Circle of Fifths

circle_of_fifthsIn my long guitar history, for the most part, I wasn’t that worried about music theory. I figured… if Angus Young didn’t need it… neither did I. But, as always, the cute little, unassuming uke has led me down this new and exciting path. I think the uke is so foundational and such a simple tool that it gets out of the way and allows you to focus more on complex concepts. 

So Circle of Fifths… I had heard of the circle of fifths before but I stayed away from doing any digging on it. I think I thought of it as some big complex scary deep thing that would take a long time to figure out and use. Maybe you do need some depth to really understand why it is what it is but it’s surprisingly simple to use.

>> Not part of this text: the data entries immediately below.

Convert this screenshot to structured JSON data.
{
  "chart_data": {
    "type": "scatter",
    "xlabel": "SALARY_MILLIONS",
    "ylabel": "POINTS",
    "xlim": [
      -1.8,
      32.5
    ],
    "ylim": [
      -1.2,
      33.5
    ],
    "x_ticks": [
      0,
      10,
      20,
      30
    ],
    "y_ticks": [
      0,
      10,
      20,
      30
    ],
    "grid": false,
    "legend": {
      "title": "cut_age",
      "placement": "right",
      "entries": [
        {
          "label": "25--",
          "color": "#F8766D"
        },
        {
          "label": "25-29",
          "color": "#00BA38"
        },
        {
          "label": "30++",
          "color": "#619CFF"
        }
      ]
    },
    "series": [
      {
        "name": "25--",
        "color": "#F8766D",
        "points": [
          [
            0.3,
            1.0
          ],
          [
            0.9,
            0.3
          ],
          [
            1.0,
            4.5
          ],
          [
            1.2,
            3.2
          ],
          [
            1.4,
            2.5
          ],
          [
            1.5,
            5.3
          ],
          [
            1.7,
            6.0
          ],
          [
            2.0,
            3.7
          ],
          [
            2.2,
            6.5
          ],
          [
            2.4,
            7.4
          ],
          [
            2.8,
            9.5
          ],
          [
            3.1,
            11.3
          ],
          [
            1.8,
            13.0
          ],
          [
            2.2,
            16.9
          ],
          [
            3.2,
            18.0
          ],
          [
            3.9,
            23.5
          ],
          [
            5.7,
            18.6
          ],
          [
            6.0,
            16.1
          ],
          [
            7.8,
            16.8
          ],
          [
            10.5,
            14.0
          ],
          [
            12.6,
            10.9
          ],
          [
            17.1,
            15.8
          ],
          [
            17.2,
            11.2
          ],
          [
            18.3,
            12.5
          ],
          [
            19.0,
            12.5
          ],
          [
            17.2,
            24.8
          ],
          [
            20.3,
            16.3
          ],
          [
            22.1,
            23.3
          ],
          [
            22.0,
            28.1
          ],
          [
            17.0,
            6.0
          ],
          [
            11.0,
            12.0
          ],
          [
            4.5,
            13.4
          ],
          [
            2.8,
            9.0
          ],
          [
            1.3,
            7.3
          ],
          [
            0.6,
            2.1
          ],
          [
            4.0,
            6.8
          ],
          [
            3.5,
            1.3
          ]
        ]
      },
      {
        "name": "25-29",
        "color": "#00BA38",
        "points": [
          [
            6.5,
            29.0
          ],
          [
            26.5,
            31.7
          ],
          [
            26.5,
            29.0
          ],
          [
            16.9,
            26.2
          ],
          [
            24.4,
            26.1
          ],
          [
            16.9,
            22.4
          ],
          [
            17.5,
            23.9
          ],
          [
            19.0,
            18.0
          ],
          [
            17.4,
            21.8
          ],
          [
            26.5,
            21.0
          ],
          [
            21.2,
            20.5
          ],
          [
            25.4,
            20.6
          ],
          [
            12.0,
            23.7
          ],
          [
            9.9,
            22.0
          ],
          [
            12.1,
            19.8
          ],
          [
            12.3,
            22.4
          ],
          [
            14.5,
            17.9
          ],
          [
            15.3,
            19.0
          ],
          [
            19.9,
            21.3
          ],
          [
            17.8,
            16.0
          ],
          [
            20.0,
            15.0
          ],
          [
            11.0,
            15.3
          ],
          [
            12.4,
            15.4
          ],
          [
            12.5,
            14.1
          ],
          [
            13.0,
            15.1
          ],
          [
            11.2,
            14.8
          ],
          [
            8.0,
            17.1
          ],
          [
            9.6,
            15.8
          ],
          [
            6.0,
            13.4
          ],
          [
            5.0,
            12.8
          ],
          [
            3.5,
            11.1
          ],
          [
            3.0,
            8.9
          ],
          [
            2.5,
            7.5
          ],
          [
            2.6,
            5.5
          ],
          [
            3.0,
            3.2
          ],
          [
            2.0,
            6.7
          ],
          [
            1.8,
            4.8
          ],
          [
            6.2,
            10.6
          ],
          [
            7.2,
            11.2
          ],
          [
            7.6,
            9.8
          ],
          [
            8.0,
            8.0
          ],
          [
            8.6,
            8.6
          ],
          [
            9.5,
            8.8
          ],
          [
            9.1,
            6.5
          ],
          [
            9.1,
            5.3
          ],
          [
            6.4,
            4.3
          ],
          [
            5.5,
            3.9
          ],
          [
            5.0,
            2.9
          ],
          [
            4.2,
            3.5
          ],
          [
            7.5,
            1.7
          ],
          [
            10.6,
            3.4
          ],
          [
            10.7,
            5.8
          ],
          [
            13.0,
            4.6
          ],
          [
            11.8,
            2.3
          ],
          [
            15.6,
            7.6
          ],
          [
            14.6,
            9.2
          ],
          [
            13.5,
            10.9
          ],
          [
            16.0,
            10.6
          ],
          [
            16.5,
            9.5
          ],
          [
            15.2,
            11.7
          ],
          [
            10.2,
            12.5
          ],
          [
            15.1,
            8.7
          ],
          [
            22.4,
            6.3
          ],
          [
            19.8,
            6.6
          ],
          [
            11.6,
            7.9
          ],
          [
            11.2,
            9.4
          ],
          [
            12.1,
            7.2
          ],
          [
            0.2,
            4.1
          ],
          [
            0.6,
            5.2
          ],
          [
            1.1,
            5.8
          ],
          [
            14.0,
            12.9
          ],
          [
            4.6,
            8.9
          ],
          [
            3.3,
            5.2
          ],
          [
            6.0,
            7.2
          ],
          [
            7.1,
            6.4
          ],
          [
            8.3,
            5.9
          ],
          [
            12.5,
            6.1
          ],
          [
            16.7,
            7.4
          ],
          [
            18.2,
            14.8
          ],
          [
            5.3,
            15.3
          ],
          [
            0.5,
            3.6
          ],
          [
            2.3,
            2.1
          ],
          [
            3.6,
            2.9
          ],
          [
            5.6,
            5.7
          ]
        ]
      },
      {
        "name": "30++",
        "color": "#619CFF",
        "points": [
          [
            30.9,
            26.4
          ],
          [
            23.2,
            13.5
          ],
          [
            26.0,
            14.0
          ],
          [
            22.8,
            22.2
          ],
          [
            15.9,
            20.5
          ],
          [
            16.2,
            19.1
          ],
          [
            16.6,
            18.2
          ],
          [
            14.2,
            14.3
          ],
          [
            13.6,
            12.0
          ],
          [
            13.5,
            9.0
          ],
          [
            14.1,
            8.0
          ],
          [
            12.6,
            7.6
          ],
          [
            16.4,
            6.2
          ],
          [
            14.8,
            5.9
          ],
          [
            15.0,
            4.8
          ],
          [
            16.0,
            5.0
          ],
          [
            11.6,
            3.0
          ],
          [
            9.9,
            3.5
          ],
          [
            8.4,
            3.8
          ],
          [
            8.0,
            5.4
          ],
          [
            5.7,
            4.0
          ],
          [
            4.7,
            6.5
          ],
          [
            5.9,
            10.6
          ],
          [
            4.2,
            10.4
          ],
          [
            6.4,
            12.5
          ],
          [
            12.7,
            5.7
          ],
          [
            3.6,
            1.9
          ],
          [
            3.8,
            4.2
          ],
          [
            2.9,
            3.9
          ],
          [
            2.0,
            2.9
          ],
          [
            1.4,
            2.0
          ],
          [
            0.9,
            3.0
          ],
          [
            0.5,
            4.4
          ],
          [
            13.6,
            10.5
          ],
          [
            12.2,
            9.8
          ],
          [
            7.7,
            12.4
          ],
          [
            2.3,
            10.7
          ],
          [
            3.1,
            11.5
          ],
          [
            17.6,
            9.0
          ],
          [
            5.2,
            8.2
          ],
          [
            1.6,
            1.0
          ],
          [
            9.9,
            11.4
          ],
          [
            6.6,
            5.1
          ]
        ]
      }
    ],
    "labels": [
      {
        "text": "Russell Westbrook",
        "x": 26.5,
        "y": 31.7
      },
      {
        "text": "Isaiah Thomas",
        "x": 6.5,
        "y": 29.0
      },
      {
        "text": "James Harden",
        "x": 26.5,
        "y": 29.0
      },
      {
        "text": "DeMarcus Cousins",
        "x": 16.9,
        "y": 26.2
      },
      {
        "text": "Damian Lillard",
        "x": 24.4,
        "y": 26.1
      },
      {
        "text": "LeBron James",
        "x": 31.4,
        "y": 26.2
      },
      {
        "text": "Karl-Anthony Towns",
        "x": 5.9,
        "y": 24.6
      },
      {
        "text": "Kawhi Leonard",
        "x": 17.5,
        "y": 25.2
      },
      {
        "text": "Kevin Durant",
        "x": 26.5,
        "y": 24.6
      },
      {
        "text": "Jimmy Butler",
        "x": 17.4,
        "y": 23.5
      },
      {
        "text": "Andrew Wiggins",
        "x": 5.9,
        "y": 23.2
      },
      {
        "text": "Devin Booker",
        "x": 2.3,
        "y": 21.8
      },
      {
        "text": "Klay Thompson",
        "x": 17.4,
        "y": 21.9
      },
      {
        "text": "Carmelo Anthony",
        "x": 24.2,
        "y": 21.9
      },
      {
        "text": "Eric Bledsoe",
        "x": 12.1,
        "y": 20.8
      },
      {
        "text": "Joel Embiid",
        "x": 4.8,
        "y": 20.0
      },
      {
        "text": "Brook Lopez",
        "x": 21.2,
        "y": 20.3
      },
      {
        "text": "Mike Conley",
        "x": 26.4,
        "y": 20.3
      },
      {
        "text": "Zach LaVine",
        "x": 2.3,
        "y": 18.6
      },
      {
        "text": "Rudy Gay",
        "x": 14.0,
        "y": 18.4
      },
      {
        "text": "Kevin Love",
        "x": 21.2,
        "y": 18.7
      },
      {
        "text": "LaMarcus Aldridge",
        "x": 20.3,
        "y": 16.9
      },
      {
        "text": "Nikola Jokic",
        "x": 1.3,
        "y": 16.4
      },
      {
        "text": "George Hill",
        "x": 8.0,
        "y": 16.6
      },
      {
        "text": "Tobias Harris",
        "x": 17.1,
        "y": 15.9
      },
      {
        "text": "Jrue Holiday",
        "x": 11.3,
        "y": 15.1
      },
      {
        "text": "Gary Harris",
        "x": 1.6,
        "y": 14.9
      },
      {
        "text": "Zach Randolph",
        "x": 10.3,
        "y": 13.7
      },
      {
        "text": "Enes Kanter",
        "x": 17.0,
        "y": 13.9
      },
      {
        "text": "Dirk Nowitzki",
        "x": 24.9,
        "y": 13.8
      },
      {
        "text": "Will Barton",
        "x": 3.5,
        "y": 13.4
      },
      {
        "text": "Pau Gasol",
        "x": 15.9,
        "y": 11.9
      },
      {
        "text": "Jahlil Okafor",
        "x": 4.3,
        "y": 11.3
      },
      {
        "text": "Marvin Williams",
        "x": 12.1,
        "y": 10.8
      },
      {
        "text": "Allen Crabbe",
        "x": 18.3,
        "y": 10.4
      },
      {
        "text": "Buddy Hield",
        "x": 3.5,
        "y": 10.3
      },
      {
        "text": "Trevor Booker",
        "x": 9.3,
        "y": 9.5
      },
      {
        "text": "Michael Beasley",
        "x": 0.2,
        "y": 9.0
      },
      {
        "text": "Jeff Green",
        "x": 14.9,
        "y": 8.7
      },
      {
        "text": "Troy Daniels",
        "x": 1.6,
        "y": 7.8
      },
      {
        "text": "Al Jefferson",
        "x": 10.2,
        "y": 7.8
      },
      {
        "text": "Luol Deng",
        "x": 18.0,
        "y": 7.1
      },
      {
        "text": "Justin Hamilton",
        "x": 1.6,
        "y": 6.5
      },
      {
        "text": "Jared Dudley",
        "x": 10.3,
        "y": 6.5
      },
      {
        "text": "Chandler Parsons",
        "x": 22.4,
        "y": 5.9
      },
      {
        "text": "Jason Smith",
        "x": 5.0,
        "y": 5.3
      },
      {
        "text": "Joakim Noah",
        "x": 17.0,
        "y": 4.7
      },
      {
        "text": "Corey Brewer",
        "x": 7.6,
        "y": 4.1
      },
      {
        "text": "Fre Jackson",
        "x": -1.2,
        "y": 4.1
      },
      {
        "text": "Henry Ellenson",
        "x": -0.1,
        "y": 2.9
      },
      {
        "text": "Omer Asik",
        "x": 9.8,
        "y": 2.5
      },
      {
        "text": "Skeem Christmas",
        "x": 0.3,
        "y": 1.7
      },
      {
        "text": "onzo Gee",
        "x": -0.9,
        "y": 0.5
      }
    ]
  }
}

The circle of fifths is a multi tool and there are a lot of things you can do with it. To me, the coolest thing it does is help you compose riffs. You can use it to do this very easily. Basically, pick a chord on the diagram below, and the 5 adjacent chords, outer and inner rings, are the chords that sound good with it. It’s that easy. Write riffs that include those 6 chords and they’ll sound good. Remember these are baseline chords so you can interchange G and G7 etc.

circle_of_fifths

The circle of fifths is a good tool and like most tools you have to be careful of getting too crutchy with it or you risk sounding like everyone else who gets too crutchy with it. Also tool rhymes with rule and the circle of fifths is a good rule (of thumb) and now that you know the rule you can break it.